我有一个java应用程序试图使用 spark-streaming-kafka-0-10_2.11
. 它只能在aws之外的spark集群或独立安装中工作:当spark也托管在ec2中时,kafka消费群体永远不会完全初始化。总共有三个主题,只有两个用户连接,而第三个用户反复拒绝组协调器“不可用或无效”。
消费者失败的第三个主题总是相同的,但是第二个和第三个主题配置相同并且都是空的;他们之间唯一的区别就是名字。删除和重新创建第三个主题不会改变任何事情。忽略应用程序代码中的主题#3(前两个不容易提取)会导致成功启动。

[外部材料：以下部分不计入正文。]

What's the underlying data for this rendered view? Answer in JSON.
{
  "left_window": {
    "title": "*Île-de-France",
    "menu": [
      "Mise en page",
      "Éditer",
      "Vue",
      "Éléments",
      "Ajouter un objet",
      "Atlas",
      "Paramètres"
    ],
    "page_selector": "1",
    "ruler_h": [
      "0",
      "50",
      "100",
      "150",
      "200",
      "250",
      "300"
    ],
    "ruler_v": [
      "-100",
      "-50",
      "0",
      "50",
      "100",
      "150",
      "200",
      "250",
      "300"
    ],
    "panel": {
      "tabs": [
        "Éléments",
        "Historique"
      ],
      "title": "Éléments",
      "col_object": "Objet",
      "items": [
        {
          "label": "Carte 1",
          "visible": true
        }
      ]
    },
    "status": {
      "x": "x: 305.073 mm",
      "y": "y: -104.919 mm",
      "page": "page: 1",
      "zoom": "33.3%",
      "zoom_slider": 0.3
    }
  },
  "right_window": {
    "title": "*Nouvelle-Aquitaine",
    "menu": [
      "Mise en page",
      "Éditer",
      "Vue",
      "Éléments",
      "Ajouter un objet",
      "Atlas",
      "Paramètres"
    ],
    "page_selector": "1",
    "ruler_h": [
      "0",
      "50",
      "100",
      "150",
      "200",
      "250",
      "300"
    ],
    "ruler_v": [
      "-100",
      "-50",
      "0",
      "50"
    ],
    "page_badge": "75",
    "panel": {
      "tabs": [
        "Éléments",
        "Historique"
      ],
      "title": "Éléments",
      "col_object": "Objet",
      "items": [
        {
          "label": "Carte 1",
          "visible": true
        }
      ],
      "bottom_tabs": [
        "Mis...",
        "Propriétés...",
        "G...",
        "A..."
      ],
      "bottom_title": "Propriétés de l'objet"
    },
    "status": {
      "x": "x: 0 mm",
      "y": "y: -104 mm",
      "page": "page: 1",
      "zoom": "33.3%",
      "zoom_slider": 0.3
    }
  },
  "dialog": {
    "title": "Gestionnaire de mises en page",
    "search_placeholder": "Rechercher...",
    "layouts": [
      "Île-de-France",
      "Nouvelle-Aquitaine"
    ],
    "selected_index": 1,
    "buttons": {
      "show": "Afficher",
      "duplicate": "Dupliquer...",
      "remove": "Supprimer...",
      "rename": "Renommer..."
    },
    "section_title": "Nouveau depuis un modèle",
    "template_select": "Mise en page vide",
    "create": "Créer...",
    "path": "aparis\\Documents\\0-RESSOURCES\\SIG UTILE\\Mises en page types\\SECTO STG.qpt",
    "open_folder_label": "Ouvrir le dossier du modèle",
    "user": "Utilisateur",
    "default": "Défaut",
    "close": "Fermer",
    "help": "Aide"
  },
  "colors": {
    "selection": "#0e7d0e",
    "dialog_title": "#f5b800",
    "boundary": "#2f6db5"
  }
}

所有不同的sparks都是2.4.5版本,GoogleGuavaJar从发布的14.0.1版本更新到了19.0版本,但没有其他特殊配置。
kafka是一个三节点ec2集群,每个节点承载一个代理、一个zookeeper示例和一个spark worker。所有的东西都在说话,可以从其他任何东西中听到声音。 server.properties
配置 listeners
到内部dns名称,而 advertised.listeners
是外部的。
listeners=PLAINTEXT://ip-abc-def-ghi-jkl.region.compute.internal:9092
advertised.listeners=PLAINTEXT://ec2-mno-pqr-stu-vwx.region.compute.amazonaws.com:9092
从ec2内部启动失败的spark应用程序:
2020-10-08/21:09:32.694/UTC org.apache.kafka.clients.consumer.ConsumerConfig INFO ConsumerConfig values:
auto.commit.interval.ms = 5000
auto.offset.reset = latest
bootstrap.servers = [ip-(broker 1 private dns).region.compute.internal:9092]
check.crcs = true
client.id =
connections.max.idle.ms = 540000
default.api.timeout.ms = 60000
enable.auto.commit = false
exclude.internal.topics = true
fetch.max.bytes = 52428800
fetch.max.wait.ms = 500
fetch.min.bytes = 1
group.id = mygroup
heartbeat.interval.ms = 3000
interceptor.classes = []
internal.leave.group.on.close = true
isolation.level = read_uncommitted
key.deserializer = class org.apache.kafka.common.serialization.StringDeserializer
max.partition.fetch.bytes = 1048576
max.poll.interval.ms = 300000
max.poll.records = 500
metadata.max.age.ms = 300000
metric.reporters = []
metrics.num.samples = 2
metrics.recording.level = INFO
metrics.sample.window.ms = 30000
partition.assignment.strategy = [class org.apache.kafka.clients.consumer.RangeAssignor]
receive.buffer.bytes = 65536
reconnect.backoff.max.ms = 1000
reconnect.backoff.ms = 50
request.timeout.ms = 30000
retry.backoff.ms = 100
sasl.client.callback.handler.class = null
sasl.jaas.config = null
sasl.kerberos.kinit.cmd = /usr/bin/kinit
sasl.kerberos.min.time.before.relogin = 60000
sasl.kerberos.service.name = null
sasl.kerberos.ticket.renew.jitter = 0.05
sasl.kerberos.ticket.renew.window.factor = 0.8
sasl.login.callback.handler.class = null
sasl.login.class = null
sasl.login.refresh.buffer.seconds = 300
sasl.login.refresh.min.period.seconds = 60
sasl.login.refresh.window.factor = 0.8
sasl.login.refresh.window.jitter = 0.05
sasl.mechanism = GSSAPI
security.protocol = PLAINTEXT
send.buffer.bytes = 131072
session.timeout.ms = 10000
ssl.cipher.suites = null
ssl.enabled.protocols = [TLSv1.2, TLSv1.1, TLSv1]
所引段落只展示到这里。